Experiences like getting crushed at Monopoly.)
Good experiences fade into fond memories; bad experiences turn into good stories, and neither taunt you from the bottom of the game shelf.
This story and its many variants have found themselves on the other side of the sausage machine packaged up into the neat little saying (axiom, advice, phrase, truism?): “Buy experiences, not things”.
It’s a bit odd as far as advice goes because it doesn’t tell you why–what the consequences of buying experiences or things would be.
Buy experiences and you stop being the same sade you?
Buy experiences and feel superior to all those thing-owning losers?
So when Harold Lee says, “Buy things, not experiences” it’s hard to tell what he’s disagreeing with.
His arguments are that, (a) there’s no clear boundary between things and experiences, (b) people use the phrase to justify living in expensive cities and consuming expensive, conspicuous experiences, and (c) real estate, education, and healthcare costs are way out of control.
At first, it was hard for me to articulate my objection to the piece (although I knew I must have one because my dad sent it).
I don’t dispute any of the author’s central claims.
In fact, I don’t think he takes (a) far enough.
He gives examples of “experience-like things” and “thing-like experiences”–carpentry tools and an “Instagrammable” vacation.
When I think about it, it’s hard to come up with any things that aren’t intrinsically linked with experience.
Even things like decor or status symbols are their own experiences.

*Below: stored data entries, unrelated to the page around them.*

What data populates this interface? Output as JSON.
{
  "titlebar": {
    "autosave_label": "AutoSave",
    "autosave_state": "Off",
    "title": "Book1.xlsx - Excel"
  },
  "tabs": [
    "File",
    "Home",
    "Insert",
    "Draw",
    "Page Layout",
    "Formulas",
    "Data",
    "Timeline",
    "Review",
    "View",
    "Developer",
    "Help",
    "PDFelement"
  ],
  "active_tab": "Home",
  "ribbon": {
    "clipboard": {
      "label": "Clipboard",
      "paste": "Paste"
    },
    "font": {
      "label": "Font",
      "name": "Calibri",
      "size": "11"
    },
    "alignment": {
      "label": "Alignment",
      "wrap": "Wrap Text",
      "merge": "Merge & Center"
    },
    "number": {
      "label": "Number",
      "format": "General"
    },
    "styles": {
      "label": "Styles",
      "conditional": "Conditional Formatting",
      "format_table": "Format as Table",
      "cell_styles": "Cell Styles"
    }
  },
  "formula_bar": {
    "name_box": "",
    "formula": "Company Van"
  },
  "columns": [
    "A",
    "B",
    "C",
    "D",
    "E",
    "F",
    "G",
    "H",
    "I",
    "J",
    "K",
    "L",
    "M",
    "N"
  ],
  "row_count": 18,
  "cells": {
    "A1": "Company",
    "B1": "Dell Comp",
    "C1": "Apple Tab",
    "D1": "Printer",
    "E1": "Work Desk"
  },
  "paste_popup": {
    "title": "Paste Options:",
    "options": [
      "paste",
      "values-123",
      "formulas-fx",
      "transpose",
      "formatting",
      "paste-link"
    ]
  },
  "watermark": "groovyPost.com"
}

(Experiences like “I love looking at my tasteful vase” or “I respect you so much for wearing that brand”.)
The other direction is more tenuous.
I don’t buy that any experience is secretly a thing, although I must admit that certain experiences are more materialistic than others.
Going to see the Mona Lisa comes to mind.
Or ticking books off your Goodreads list.
(b) seems more a matter of taste.
I like my expensive city, and Lee likes his workshop.
(I’m not exactly sure what to make of the minimalism as conspicuous consumption point.
I agree that a certain form of minimalism is a luxury.
Buying less stuff or higher quality is not possible for everyone.
At the same time, richer people have better access to both things and experiences almost by definition.
If the middle class is trying to differentiate itself from anyone, it’s the super-wealthy.
They might not have money, but at least they have taste, know what really matters in life, etc.
They eschew material possessions in a sort of reverse barbershop pole of fashion.
(c) may be true, but it’s kind of a stretch to attribute it to this old saw.
What bothers me about the essay has little to do with the quality of the arguments but rather that it positions itself as a sort of “turns out”
It promises enlightment above what the average, educated person believes.
It does with intellectual materialism exactly what it accuses minimalists of doing to materials:
Now that everyone knows about “buying experiences; not things”, let’s denigrate it.
I hear Sylvester McMonkey McBean is serving up a hot new adage: “Buy things; not experiences”!
The weird part about worshipping your own intellect is that while it can get you closer to the truth, it doesn’t have to.
If the dull masses already believe something simple and true, no matter how uncomfortable it makes you to agree with them, you won’t get more correct by believing the opposite no matter how well argued.